In a deep blue sky a silver half moon hangs mysteriously in the west. By 9pm, the sun still shining, the moon is high above my head.

"Do you think in the whole world there is another family with a mom called Maxine and three sons called Sam, Liam and Colm?" asks Colm. I doubt it, I said, but who knows? Maybe.

Three days to go and I'm struck down with fever. Well, a cold, but it brought me out in a sweat last night. I wandered the house and ended up watching the Learning Zone on BBC2 – beginner's French. Couldn't lift my head off the pillow this morning. Sam made breakfast and lunch boxes for himself and the others. There's jam everywhere.

The spin cycle has broken on washing machine. Sam's whole class is coming round for a pizza party after school tomorrow – their last day at primary. Dripping washing won't look good. And how can I pack it? I've put up pictures of the class over the past seven years ? sports days, plays, class photos, birthday parties. The party is to appease Sam who, as our departure date draws nearer, desires more and more intensely to simply spend the summer here, hanging out.

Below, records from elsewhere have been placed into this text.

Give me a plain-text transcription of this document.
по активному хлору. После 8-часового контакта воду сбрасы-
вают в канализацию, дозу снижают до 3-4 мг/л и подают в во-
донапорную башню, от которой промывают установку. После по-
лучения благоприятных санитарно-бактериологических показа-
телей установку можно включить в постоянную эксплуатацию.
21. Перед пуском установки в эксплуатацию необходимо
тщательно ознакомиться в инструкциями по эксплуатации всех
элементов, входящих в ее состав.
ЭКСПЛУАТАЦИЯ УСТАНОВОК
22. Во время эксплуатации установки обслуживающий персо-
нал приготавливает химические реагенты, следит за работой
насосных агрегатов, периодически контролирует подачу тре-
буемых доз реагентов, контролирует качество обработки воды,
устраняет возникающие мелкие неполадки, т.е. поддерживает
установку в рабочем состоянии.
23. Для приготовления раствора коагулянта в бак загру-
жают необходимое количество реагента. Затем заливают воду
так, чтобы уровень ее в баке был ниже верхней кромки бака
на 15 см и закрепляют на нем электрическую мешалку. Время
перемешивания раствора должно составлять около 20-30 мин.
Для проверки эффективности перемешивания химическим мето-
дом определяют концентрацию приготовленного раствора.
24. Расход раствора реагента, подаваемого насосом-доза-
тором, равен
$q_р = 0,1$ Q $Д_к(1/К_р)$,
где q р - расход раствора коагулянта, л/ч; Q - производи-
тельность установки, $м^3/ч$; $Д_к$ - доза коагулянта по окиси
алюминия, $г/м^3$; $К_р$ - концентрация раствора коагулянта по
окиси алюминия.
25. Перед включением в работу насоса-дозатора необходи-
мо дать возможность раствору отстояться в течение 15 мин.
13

Seven thirty on the morning of departure. The sky is murky and the wind howls. It could be mid-October. The leaves have lost their sheen and already litter the green in front of the house. The children are still asleep and I feel strangely calm. Our going away seems as natural as birds migrating for summer. Everything in the house is out of season now – redundant school books, lunch boxes, uniforms, ill-fitting school shoes, calendar scribbled with reminders. The day has come – inevitable but unimaginable.

My calmness is scuppered when the laptop plays up as I'm checking final emails. The laptop and the van are two sides of the same self-sufficiency coin. With the laptop, not only can I amuse the children with DVDs, I can download photos and make notes for articles. The laptop rights itself. My flutter of panic betrays an uncertainty I don't wish to acknowledge.

I have packed well. Everything is in its appropriate cupboard, not a suitcase or bag in use. Only the two bikes on the back and the Portapotti betray the fact we're going on holiday. In one cupboard is six weeks' supply of summer clothes for four people – admittedly not much. Under the passenger seats are DVDs and music tapes, phones and phone chargers. Under the driver seat, tools, plug adapters and spare cupboard door handles. Above the passenger seats, table and chairs, rain coats and fleeces. In the upstairs bed section, sleeping bags, sheets, blankets. Under the back seat, the awning. We have books, toiletries, medicines, curtains, cutlery, crockery, pans, torches. The feeling of being so completely self-contained within a few square feet is as comforting as a hug.

I look at the Portapotti and decide at the last minute to disguise it as a seat. I rush inside and tear off an elasticated corner from the sheet Sam burned, then grab a small tapestry-covered square cushion from the settee. I tie the sheet round the Portapotti and put the cushion on top. Et voila, le dernier cri in home décor.